Reputation: 761
I was trying out the library function Cublas_Dgemm() on a small matrix, but it's not giving me what I expect.
So I declare and initialize the matrix in the following way:
double alpha = 1.0, beta = 0.0;
double * sa = (double *)malloc(6*sizeof(double));
double * sb = (double *)malloc(6*sizeof(double));
double * sc = (double *)malloc(4*sizeof(double));
for( a = 0; a<2; a++)
for (b = 0; b < 3; b++){
sa[a*3+b] = a+b+1.0;
sb[a*3+b] = a+b+1.0;}
Just for record, I also tried
for( a = 0; a<2; a++)
for (b = 0; b < 3; b++){
sa[IDX2F(a, b)] = a+b+1.0;
sb[IDX2F(a, b)] = a+b+1.0;}
where
#define IDX2C(i,j,ld) (((j)*(ld))+(i))
This gives me:
sa:
1.00 2.00 3.00
3.00 2.00 3.00
sb:
1.00 2.00
3.00 2.00
3.00 4.00
And then I allocate memory on GPU as follows:
double *dsa, *dsb, *dsc;
cudaMalloc((void **) &dsa, 6*sizeof(*sa));
cudaMalloc((void **) &dsb, 6*sizeof(*sb));
cudaMalloc((void **) &dsc, 4*sizeof(*sc));
cublasSetMatrix(2, 3, sizeof(*sa), sa, 2, dsa, 2);
cublasSetMatrix(3, 2, sizeof(*sb), sb, 3, dsb, 3);
cublasDgemm(handle, CUBLAS_OP_N, CUBLAS_OP_N, 2, 2, 3, &alpha, dsa, 2, dsb, 3, &beta, dsc, 2);
cublasGetMatrix(2, 2, sizeof(*sc), dsc, 2, sc, 2);
However, when I print the matrix Sc, I got
sc:
16.00 18.00
23.00 26.00
When it's supposed to be(according to matlab):
16.00 18.00
18.00 22.00
I'm not sure why I'm getting this wrong answer, would anyone spot a possible mistake I made?
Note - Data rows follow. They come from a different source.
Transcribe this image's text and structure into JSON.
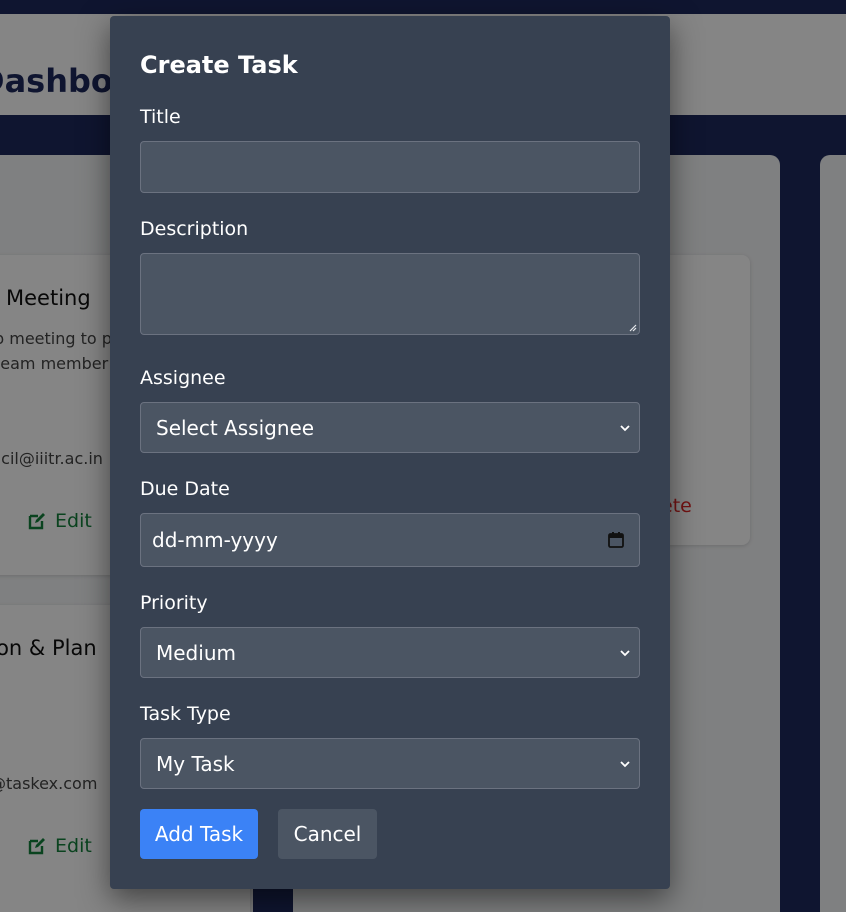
{
  "background": {
    "dashboard_title": "Dashboard",
    "cards": [
      {
        "title": "Meeting",
        "description_lines": [
          "p meeting to p",
          "team member"
        ],
        "email": "ncil@iiitr.ac.in",
        "edit_label": "Edit"
      },
      {
        "delete_label": "ete"
      },
      {
        "title": "tion & Plan",
        "email": "@taskex.com",
        "edit_label": "Edit"
      }
    ]
  },
  "modal": {
    "title": "Create Task",
    "fields": {
      "title": {
        "label": "Title",
        "value": ""
      },
      "description": {
        "label": "Description",
        "value": ""
      },
      "assignee": {
        "label": "Assignee",
        "selected": "Select Assignee"
      },
      "due_date": {
        "label": "Due Date",
        "placeholder": "dd-mm-yyyy"
      },
      "priority": {
        "label": "Priority",
        "selected": "Medium"
      },
      "task_type": {
        "label": "Task Type",
        "selected": "My Task"
      }
    },
    "buttons": {
      "add": "Add Task",
      "cancel": "Cancel"
    }
  },
  "icons": {
    "edit": "edit-icon",
    "chevron": "chevron-down-icon",
    "calendar": "calendar-icon",
    "resize": "resize-handle-icon"
  },
  "colors": {
    "navy": "#1e2a5c",
    "modal_bg": "#374151",
    "input_bg": "#4b5563",
    "primary": "#3b82f6",
    "edit_green": "#15803d",
    "delete_red": "#dc2626"
  }
}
Thanks tons!
Upvotes: 0
Views: 242
Reputation: 152164
I would recommend doing proper error checking on all your cublas calls.
The result you are getting is because cublas expects the matrices given to it to be in column-major order. The results you are expecting are correct for row-major matrices (and note what @pQB said about the error in your setup code.)
In addition, you can pass row-major ordered data directly to cublas and get sensible results, if you modify the calling setup.
Upvotes: 2